Firstly, there’s an abundance of capital. Private equity firms are sitting on mountains of cash, central banks are dumping money into the economy and it’s cheaper than usual to borrow money. In sum, this abundance of cash created an overheated investment market. Of all the places to put that cash, gaming (in media at least) is one with potentially more upside than most — and it’s not hard to see why. As a medium, it’s taking up more attention as the time people spend watching TV is increasingly redistributed. The more this happens the more people will spend their time in games doing non-gaming activities — an experience best summed up by the buzzword of the moment, the metaverse. Pursuit of this concept is driving some of the more long-term investment bets in gaming.

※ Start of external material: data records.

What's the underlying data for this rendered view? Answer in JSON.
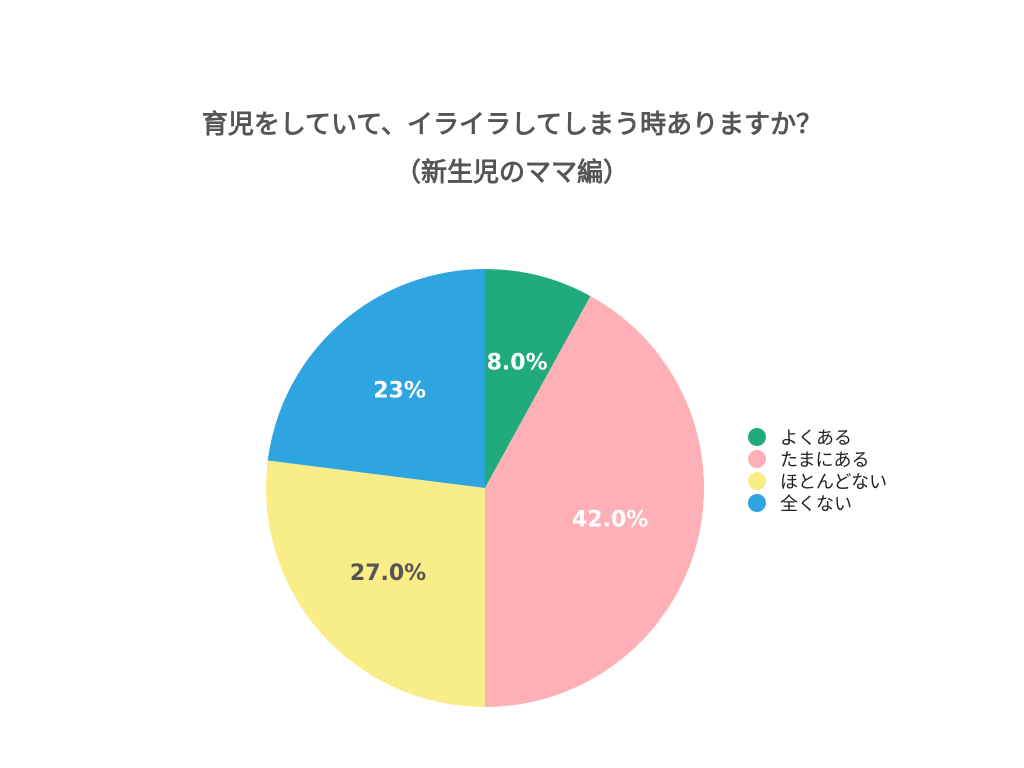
{
  "chart_data": {
    "type": "pie",
    "title": [
      "育児をしていて、イライラしてしまう時ありますか？",
      "（新生児のママ編）"
    ],
    "categories": [
      "よくある",
      "たまにある",
      "ほとんどない",
      "全くない"
    ],
    "values": [
      8.0,
      42.0,
      27.0,
      23.0
    ],
    "labels": [
      "8.0%",
      "42.0%",
      "27.0%",
      "23%"
    ],
    "colors": [
      "#21ab7c",
      "#ffb0b6",
      "#f9ed88",
      "#2ea5e0"
    ],
    "label_colors": [
      "#ffffff",
      "#ffffff",
      "#555555",
      "#ffffff"
    ],
    "start_angle": "12 o'clock",
    "direction": "clockwise",
    "legend_position": "right"
  }
}
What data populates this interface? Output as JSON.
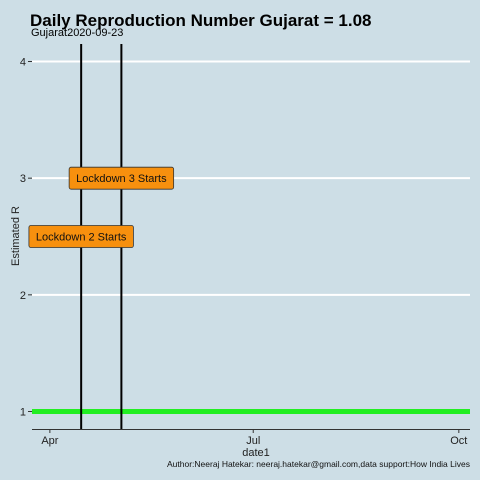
{
  "chart_data": {
    "type": "line",
    "title": "Daily Reproduction Number Gujarat = 1.08",
    "subtitle": "Gujarat2020-09-23",
    "xlabel": "date1",
    "ylabel": "Estimated R",
    "caption": "Author:Neeraj Hatekar: neeraj.hatekar@gmail.com,data support:How India Lives",
    "xlim": [
      "2020-03-24",
      "2020-10-06"
    ],
    "ylim": [
      0.85,
      4.15
    ],
    "x_ticks": [
      {
        "date": "2020-04-01",
        "label": "Apr"
      },
      {
        "date": "2020-07-01",
        "label": "Jul"
      },
      {
        "date": "2020-10-01",
        "label": "Oct"
      }
    ],
    "y_ticks": [
      1,
      2,
      3,
      4
    ],
    "grid": "horizontal",
    "series": [
      {
        "color": "#22ee22",
        "x": [
          "2020-03-24",
          "2020-10-06"
        ],
        "y": [
          1,
          1
        ]
      }
    ],
    "vlines": [
      "2020-04-15",
      "2020-05-03"
    ],
    "annotations": [
      {
        "text": "Lockdown 2 Starts",
        "x": "2020-04-15",
        "y": 2.5,
        "fill": "#f7900e"
      },
      {
        "text": "Lockdown 3 Starts",
        "x": "2020-05-03",
        "y": 3.0,
        "fill": "#f7900e"
      }
    ],
    "colors": {
      "background": "#cddee6",
      "grid": "#ffffff",
      "vline": "#000000"
    }
  }
}
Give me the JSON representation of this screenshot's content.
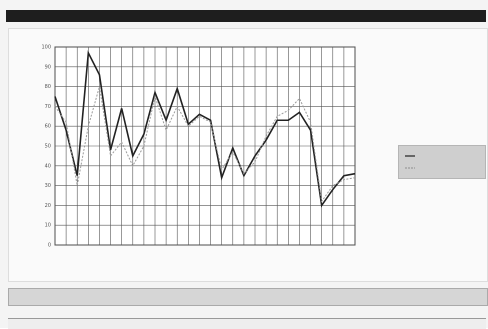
{
  "chart_data": {
    "type": "line",
    "categories": [
      null,
      null,
      null,
      null,
      null,
      null,
      null,
      null,
      null,
      null,
      null,
      null,
      null,
      null,
      null,
      null,
      null,
      null,
      null,
      null,
      null,
      null,
      null,
      null,
      null,
      null,
      null,
      null
    ],
    "series": [
      {
        "color": "#222222",
        "values": [
          75,
          58,
          35,
          97,
          86,
          48,
          69,
          45,
          56,
          77,
          63,
          79,
          61,
          66,
          63,
          34,
          49,
          35,
          45,
          53,
          63,
          63,
          67,
          58,
          20,
          28,
          35,
          36
        ]
      },
      {
        "color": "#9a9a9a",
        "values": [
          70,
          62,
          30,
          60,
          80,
          45,
          52,
          40,
          50,
          75,
          58,
          70,
          60,
          65,
          62,
          38,
          47,
          36,
          42,
          55,
          65,
          68,
          74,
          62,
          22,
          30,
          33,
          34
        ]
      }
    ],
    "ylim": [
      0,
      100
    ],
    "yticks": [
      0,
      10,
      20,
      30,
      40,
      50,
      60,
      70,
      80,
      90,
      100
    ],
    "grid": true
  }
}
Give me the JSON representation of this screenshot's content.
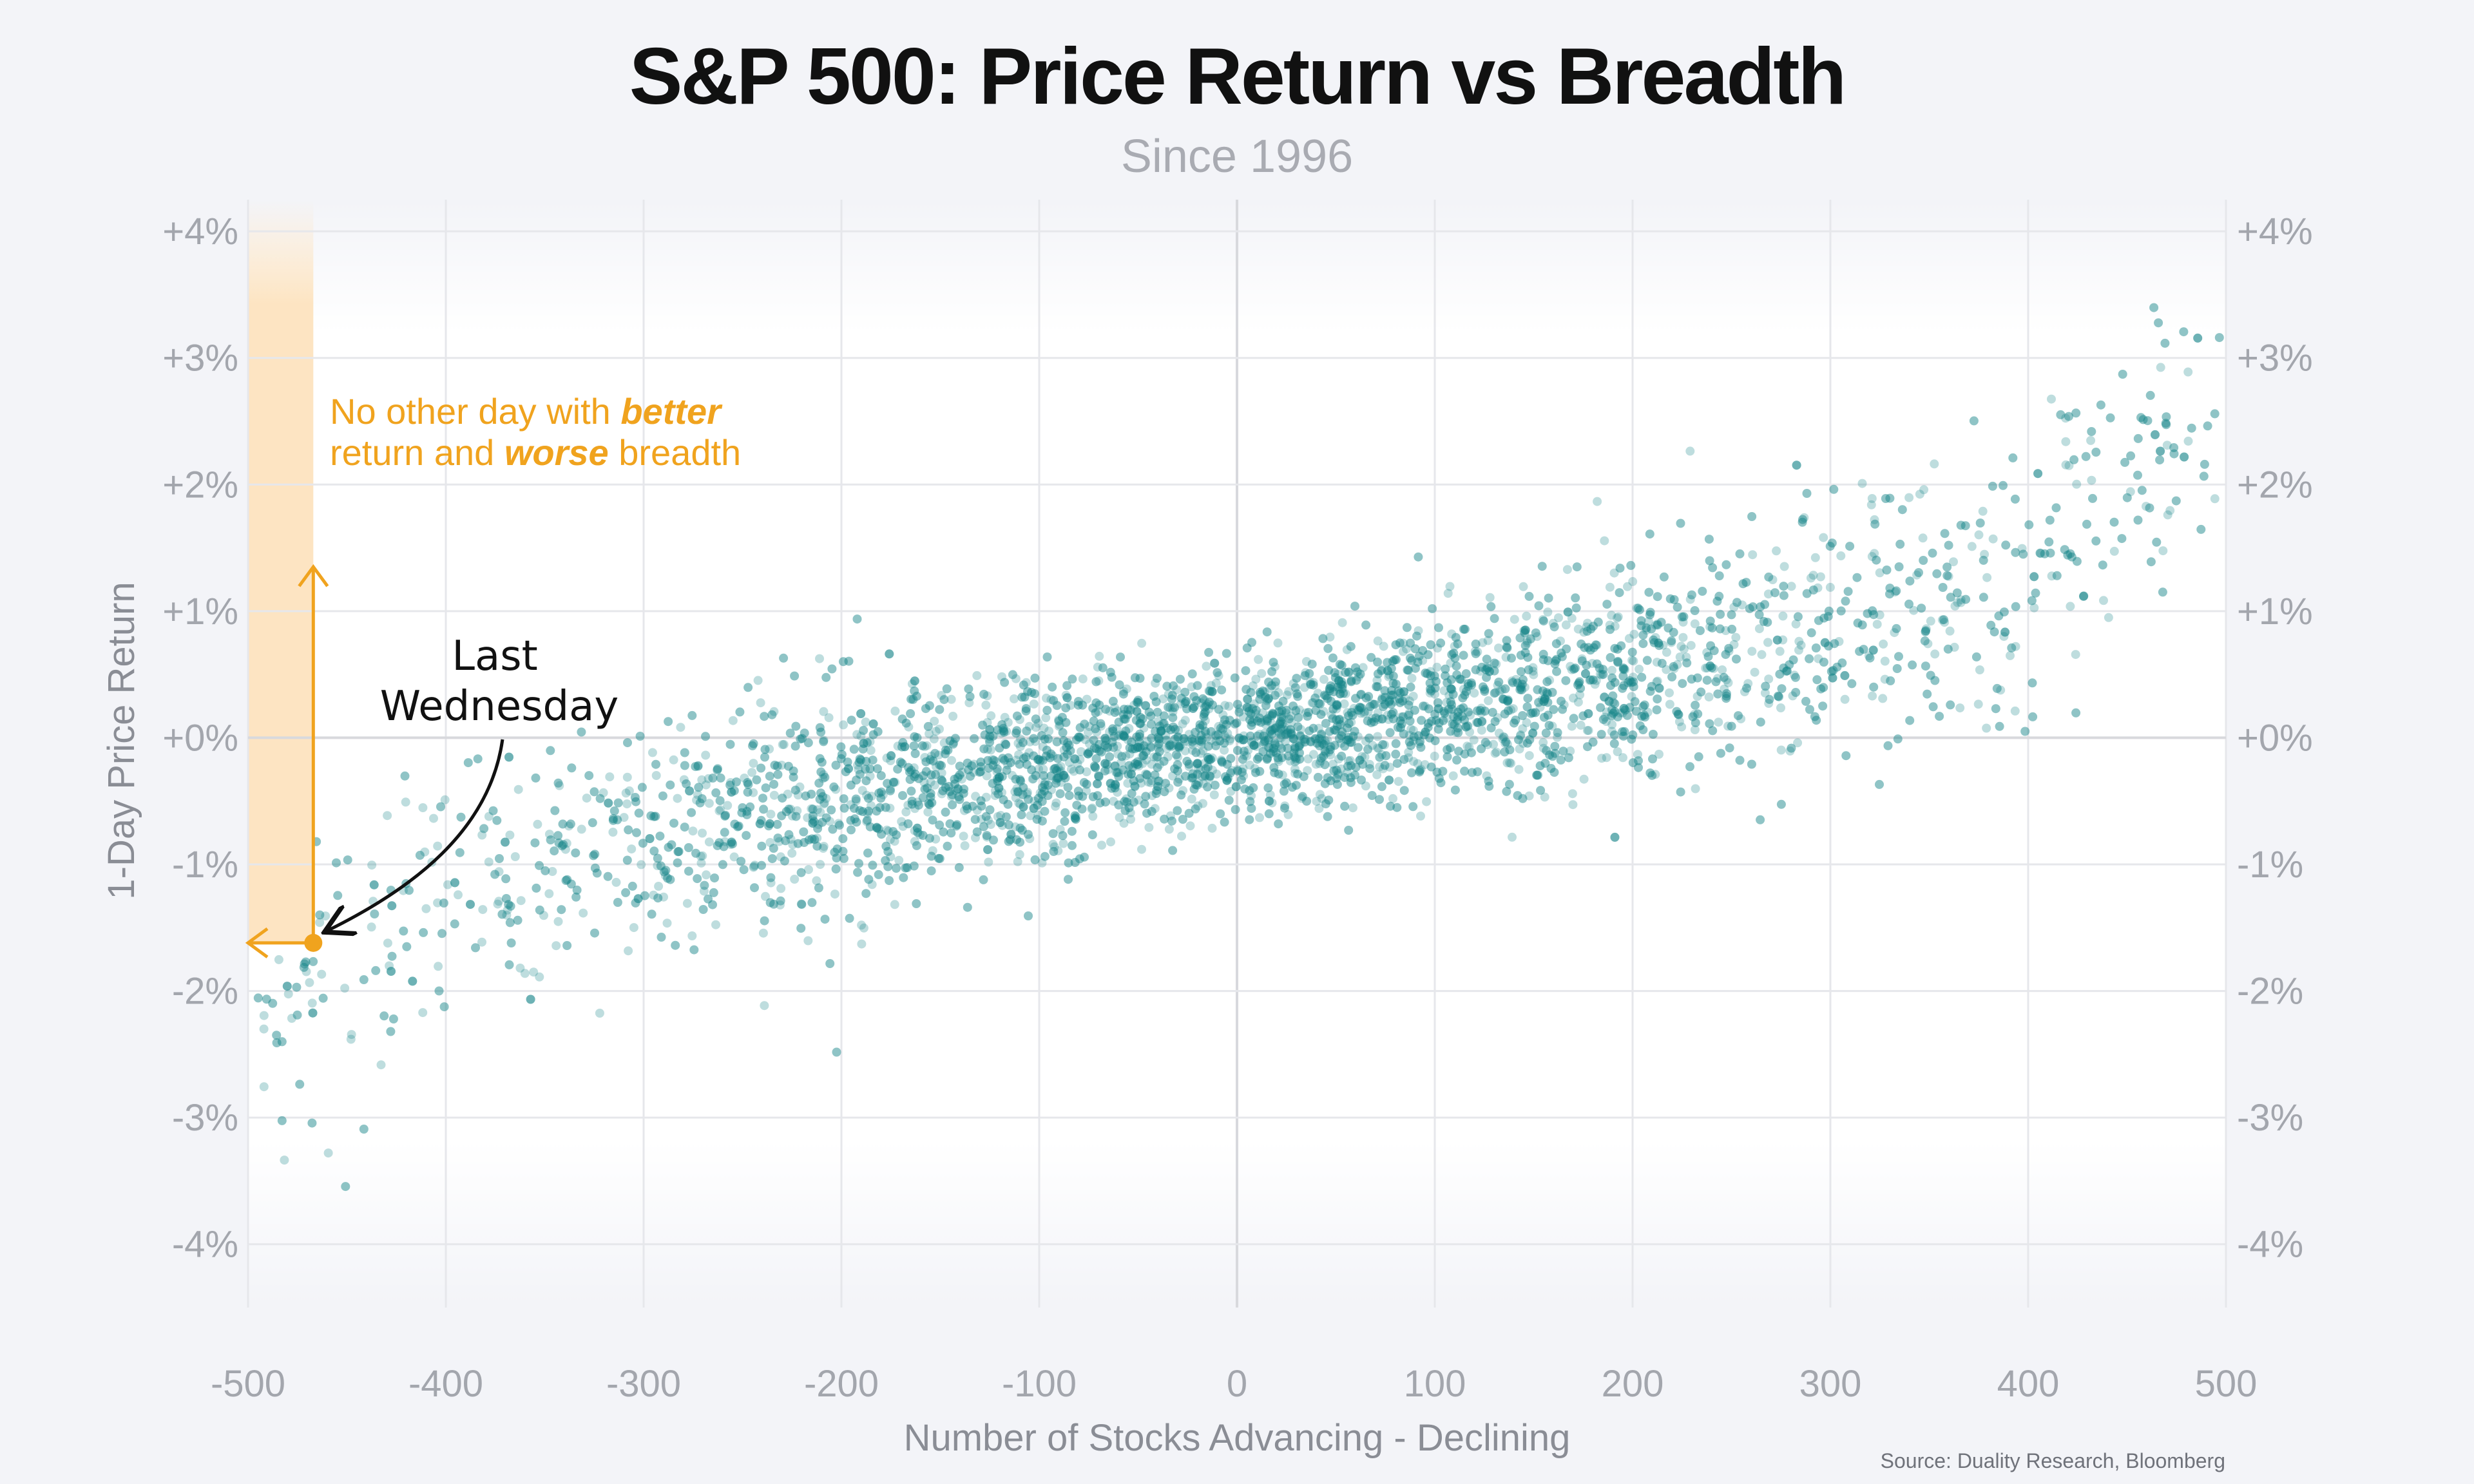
{
  "title": "S&P 500: Price Return vs Breadth",
  "subtitle": "Since 1996",
  "source": "Source: Duality Research, Bloomberg",
  "colors": {
    "background": "#f3f4f8",
    "points": "#17868a",
    "annotation": "#f0a31e",
    "highlight_band": "#fde3bf",
    "marker": "#f0a31e"
  },
  "chart_data": {
    "type": "scatter",
    "title": "S&P 500: Price Return vs Breadth",
    "subtitle": "Since 1996",
    "xlabel": "Number of Stocks Advancing - Declining",
    "ylabel": "1-Day Price Return",
    "xlim": [
      -500,
      500
    ],
    "ylim": [
      -4.5,
      4.25
    ],
    "x_ticks": [
      -500,
      -400,
      -300,
      -200,
      -100,
      0,
      100,
      200,
      300,
      400,
      500
    ],
    "x_tick_labels": [
      "-500",
      "-400",
      "-300",
      "-200",
      "-100",
      "0",
      "100",
      "200",
      "300",
      "400",
      "500"
    ],
    "y_ticks": [
      4,
      3,
      2,
      1,
      0,
      -1,
      -2,
      -3,
      -4
    ],
    "y_tick_labels": [
      "+4%",
      "+3%",
      "+2%",
      "+1%",
      "+0%",
      "-1%",
      "-2%",
      "-3%",
      "-4%"
    ],
    "grid": true,
    "y_axis_labels_both_sides": true,
    "approximate_trend": [
      {
        "x": -480,
        "y": -2.0
      },
      {
        "x": -400,
        "y": -1.3
      },
      {
        "x": -300,
        "y": -0.85
      },
      {
        "x": -200,
        "y": -0.45
      },
      {
        "x": -100,
        "y": -0.22
      },
      {
        "x": 0,
        "y": 0.0
      },
      {
        "x": 100,
        "y": 0.22
      },
      {
        "x": 200,
        "y": 0.48
      },
      {
        "x": 300,
        "y": 0.85
      },
      {
        "x": 400,
        "y": 1.35
      },
      {
        "x": 480,
        "y": 2.4
      }
    ],
    "highlight": {
      "label_line1": "Last",
      "label_line2": "Wednesday",
      "x": -467,
      "y": -1.62
    },
    "highlight_region": {
      "x_from": -500,
      "x_to": -467,
      "y_from": -1.62,
      "y_to": 4.25
    },
    "annotation": {
      "line1_prefix": "No other day with ",
      "line1_emphasis": "better",
      "line2_prefix": "return and ",
      "line2_emphasis": "worse",
      "line2_suffix": " breadth"
    }
  }
}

“The pace of growth in metaverse platforms relative to the rest of the gaming industry is increasing and where there’s growth, there will always be an influx of capital,” said Matt Edelman, chief commercial officer at Super League Gaming, which recently acquired metaverse ad platform Bloxbiz. “So it’s only natural for the business to look at Roblox as an opportunity for M&A and the deal for Bloxbiz backs that up.”
Still, there’s a note of caution to be considered through all the excitement.
Investors must take stock of how potential targets are positioning themselves for the future or risk being caught out when the current economic tune changes. There’s only so much money advertisers will push to companies and individuals outside the top platforms, publishers and influencers. So the ones that do come out on top — and therefore are most attractive to investors — will be those that have a clearer idea of gaming at a cultural tipping point and the unprecedented content leverage that ubiquity affords them.